Le preoccupazioni principali di EXPERTsuisse sono in particolare
- lasciare invariate le regole esistenti sulle combinazioni di prestazioni. L'onere fiscale sui consumi in alcuni settori (ad esempio, alberghi, commercio al dettaglio e panetterie) deve essere adattato modificando l'aliquota fiscale.
- l'estensione della tassazione della piattaforma a tutti i servizi promuoverebbe la parità di trattamento di tutti i fornitori di servizi (neutralità competitiva), semplificherebbe la riscossione delle imposte per le autorità e l'elaborazione per i lavoratori autonomi e le PMI. Inoltre, la base imponibile dei consumi interni verrebbe allargata alla tassazione prevista dalla legge. Ciò garantirà che il substrato fiscale per i nuovi servizi nei settori dell'IA, dell'e-commerce, della condivisione e della gig economy che emergeranno in futuro sia preservato e che le start-up e le PMI abbiano la certezza giuridica di cui hanno bisogno per le loro innovazioni.
- l'abolizione del regolamento sulla tassa di acquisto dei diritti di emissione, sistematicamente inadeguato, e la reintroduzione di una nuova esenzione fiscale nell'art. 21 della legge sull'IVA per prevenire le frodi sull'IVA.
- la definizione giuridica di termini indefiniti che fanno scattare l'obbligo fiscale o giustificano l'esenzione fiscale deve essere definita nella legge per motivi costituzionali, in particolare il termine servizi elettronici e quello di diritti di emissione e simili. In questo modo si crea la certezza del diritto.

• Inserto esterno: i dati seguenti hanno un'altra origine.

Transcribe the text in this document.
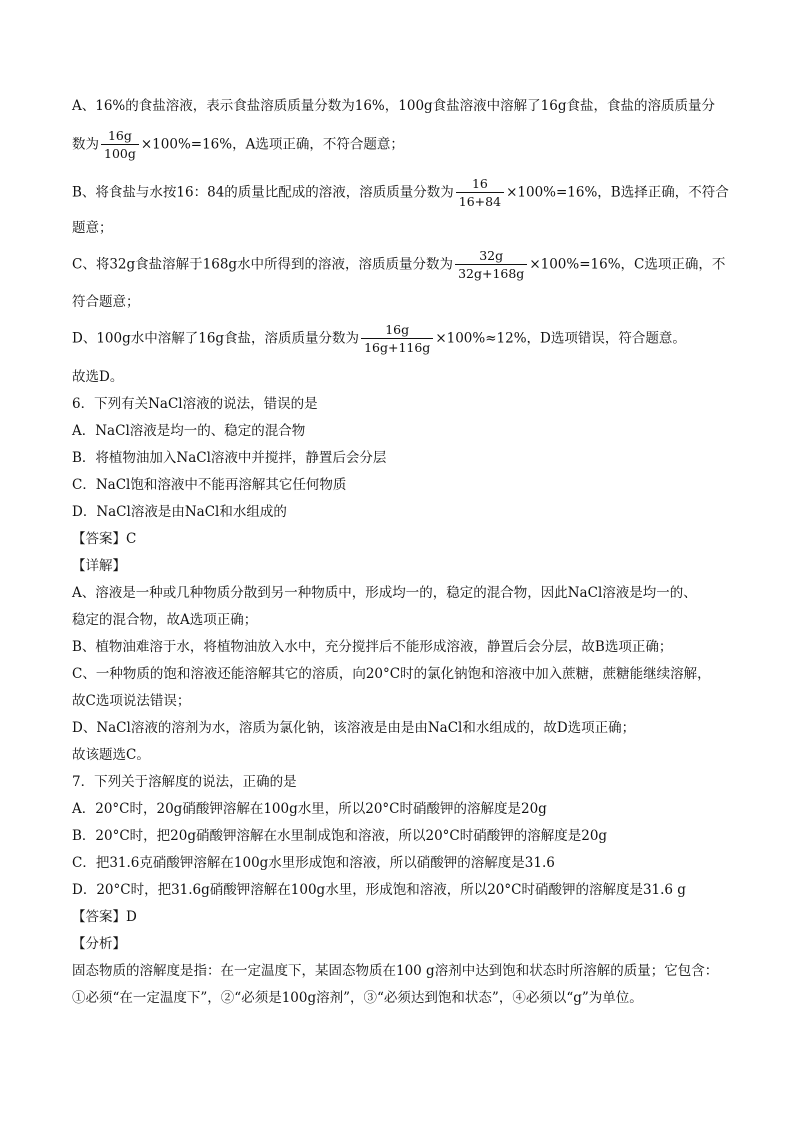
A、16%的食盐溶液，表示食盐溶质质量分数为16%，100g食盐溶液中溶解了16g食盐，食盐的溶质质量分
数为 $\frac{16g}{100g} \times 100\%=16\%$，A选项正确，不符合题意；
B、将食盐与水按16：84的质量比配成的溶液，溶质质量分数为 $\frac{16}{16+84} \times 100\%=16\%$，B选择正确，不符合
题意；
C、将32g食盐溶解于168g水中所得到的溶液，溶质质量分数为 $\frac{32g}{32g+168g} \times 100\%=16\%$，C选项正确，不
符合题意；
D、100g水中溶解了16g食盐，溶质质量分数为 $\frac{16g}{16g+116g} \times 100\%\approx 12\%$，D选项错误，符合题意。
故选D。
6．下列有关NaCl溶液的说法，错误的是
A．NaCl溶液是均一的、稳定的混合物
B．将植物油加入NaCl溶液中并搅拌，静置后会分层
C．NaCl饱和溶液中不能再溶解其它任何物质
D．NaCl溶液是由NaCl和水组成的
【答案】C
【详解】
A、溶液是一种或几种物质分散到另一种物质中，形成均一的，稳定的混合物，因此NaCl溶液是均一的、
稳定的混合物，故A选项正确；
B、植物油难溶于水，将植物油放入水中，充分搅拌后不能形成溶液，静置后会分层，故B选项正确；
C、一种物质的饱和溶液还能溶解其它的溶质，向20°C时的氯化钠饱和溶液中加入蔗糖，蔗糖能继续溶解，
故C选项说法错误；
D、NaCl溶液的溶剂为水，溶质为氯化钠，该溶液是由是由NaCl和水组成的，故D选项正确；
故该题选C。
7．下列关于溶解度的说法，正确的是
A．20°C时，20g硝酸钾溶解在100g水里，所以20°C时硝酸钾的溶解度是20g
B．20°C时，把20g硝酸钾溶解在水里制成饱和溶液，所以20°C时硝酸钾的溶解度是20g
C．把31.6克硝酸钾溶解在100g水里形成饱和溶液，所以硝酸钾的溶解度是31.6
D．20°C时，把31.6g硝酸钾溶解在100g水里，形成饱和溶液，所以20°C时硝酸钾的溶解度是31.6 g
【答案】D
【分析】
固态物质的溶解度是指：在一定温度下，某固态物质在100 g溶剂中达到饱和状态时所溶解的质量；它包含：
①必须“在一定温度下”，②“必须是100g溶剂”，③“必须达到饱和状态”，④必须以“g”为单位。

- l'attuazione dell'opzione legale per l'adeguamento del periodo d'imposta all'esercizio finanziario. Questa opzione è prevista dalla legge da 15 anni e dovrebbe essere attuata rapidamente, poiché non vi è più alcuna ragione tecnica per non farlo. Questa misura migliora la trasparenza e l'onestà fiscale.

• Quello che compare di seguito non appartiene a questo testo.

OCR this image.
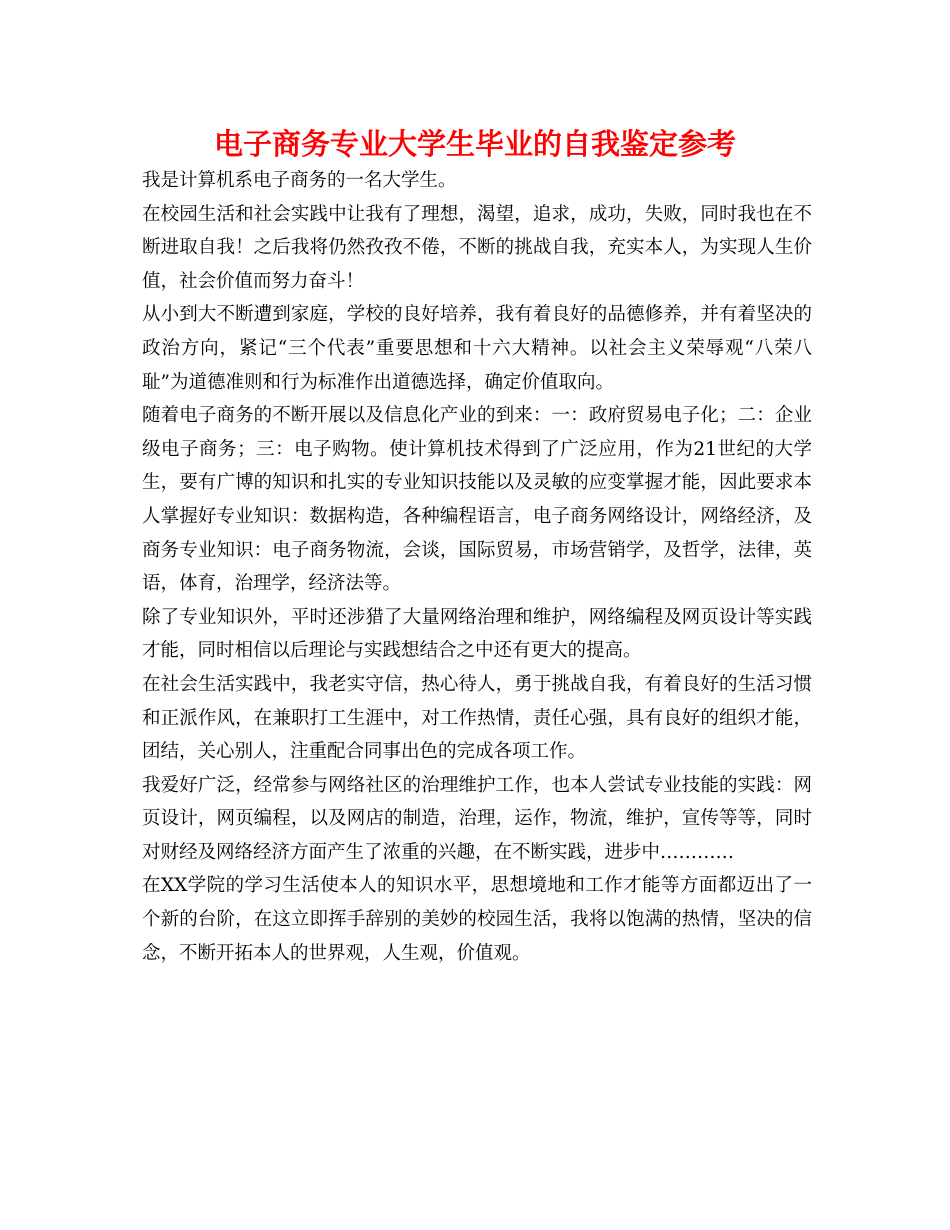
电子商务专业大学生毕业的自我鉴定参考

我是计算机系电子商务的一名大学生。

在校园生活和社会实践中让我有了理想，渴望，追求，成功，失败，同时我也在不断进取自我！之后我将仍然孜孜不倦，不断的挑战自我，充实本人，为实现人生价值，社会价值而努力奋斗！

从小到大不断遭到家庭，学校的良好培养，我有着良好的品德修养，并有着坚决的政治方向，紧记“三个代表”重要思想和十六大精神。以社会主义荣辱观“八荣八耻”为道德准则和行为标准作出道德选择，确定价值取向。

随着电子商务的不断开展以及信息化产业的到来：一：政府贸易电子化；二：企业级电子商务；三：电子购物。使计算机技术得到了广泛应用，作为21世纪的大学生，要有广博的知识和扎实的专业知识技能以及灵敏的应变掌握才能，因此要求本人掌握好专业知识：数据构造，各种编程语言，电子商务网络设计，网络经济，及商务专业知识：电子商务物流，会谈，国际贸易，市场营销学，及哲学，法律，英语，体育，治理学，经济法等。

除了专业知识外，平时还涉猎了大量网络治理和维护，网络编程及网页设计等实践才能，同时相信以后理论与实践想结合之中还有更大的提高。

在社会生活实践中，我老实守信，热心待人，勇于挑战自我，有着良好的生活习惯和正派作风，在兼职打工生涯中，对工作热情，责任心强，具有良好的组织才能，团结，关心别人，注重配合同事出色的完成各项工作。

我爱好广泛，经常参与网络社区的治理维护工作，也本人尝试专业技能的实践：网页设计，网页编程，以及网店的制造，治理，运作，物流，维护，宣传等等，同时对财经及网络经济方面产生了浓重的兴趣，在不断实践，进步中…………

在XX学院的学习生活使本人的知识水平，思想境地和工作才能等方面都迈出了一个新的台阶，在这立即挥手辞别的美妙的校园生活，我将以饱满的热情，坚决的信念，不断开拓本人的世界观，人生观，价值观。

- eliminazione della regola, unica nel suo genere, tecnicamente difficile e sfavorevole in termini di politica di localizzazione, che prevede la riscossione dell'imposta dal fornitore estero se il soggetto passivo nazionale è già in possesso di un numero di partita IVA. Le proposte di emendamento 6 - art. 10 cpv. 2 lett. b n. 2 e n. 3 del progetto preliminare di legge sull'IVA e 23 - art. 45 cpv. 1 lett. a del progetto preliminare di legge sull'IVA possono prevenire l'imposizione multipla e ridurre la vulnerabilità del diritto svizzero in materia di IVA nel contesto degli ultimi negoziati sui nuovi accordi commerciali.

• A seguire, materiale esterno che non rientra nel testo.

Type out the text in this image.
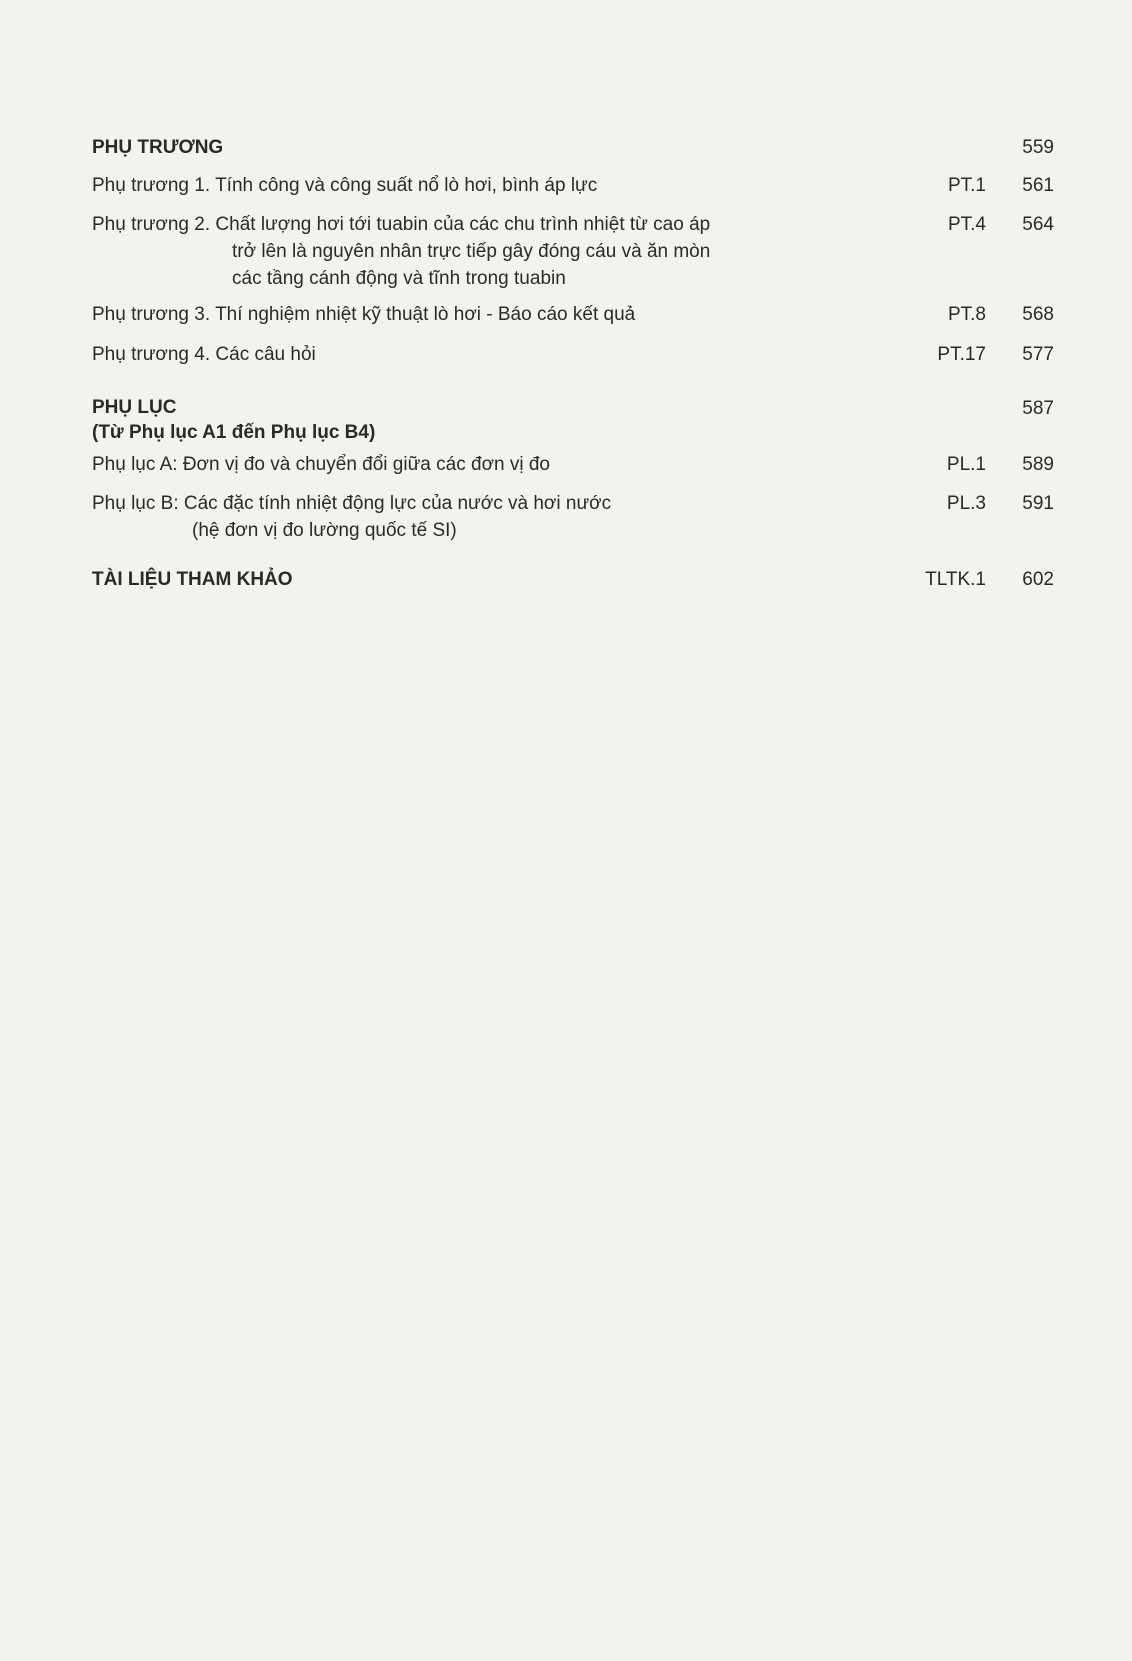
PHỤ TRƯƠNG	559
Phụ trương 1. Tính công và công suất nổ lò hơi, bình áp lực	PT.1 561
Phụ trương 2. Chất lượng hơi tới tuabin của các chu trình nhiệt từ cao áp	PT.4 564
trở lên là nguyên nhân trực tiếp gây đóng cáu và ăn mòn
các tầng cánh động và tĩnh trong tuabin
Phụ trương 3. Thí nghiệm nhiệt kỹ thuật lò hơi - Báo cáo kết quả	PT.8 568
Phụ trương 4. Các câu hỏi	PT.17 577
PHỤ LỤC	587
(Từ Phụ lục A1 đến Phụ lục B4)
Phụ lục A: Đơn vị đo và chuyển đổi giữa các đơn vị đo	PL.1 589
Phụ lục B: Các đặc tính nhiệt động lực của nước và hơi nước	PL.3 591
(hệ đơn vị đo lường quốc tế SI)
TÀI LIỆU THAM KHẢO	TLTK.1 602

- correzione legislativa della prassi e della giurisprudenza in materia di deduzione dell'imposta a monte per l'acquisizione, la detenzione e la vendita di partecipazioni, a favore del principio dell'imposta sui consumi (minore imposta occulta possibile, nessuna tassazione del capitale a fini commerciali a seconda della forma giuridica).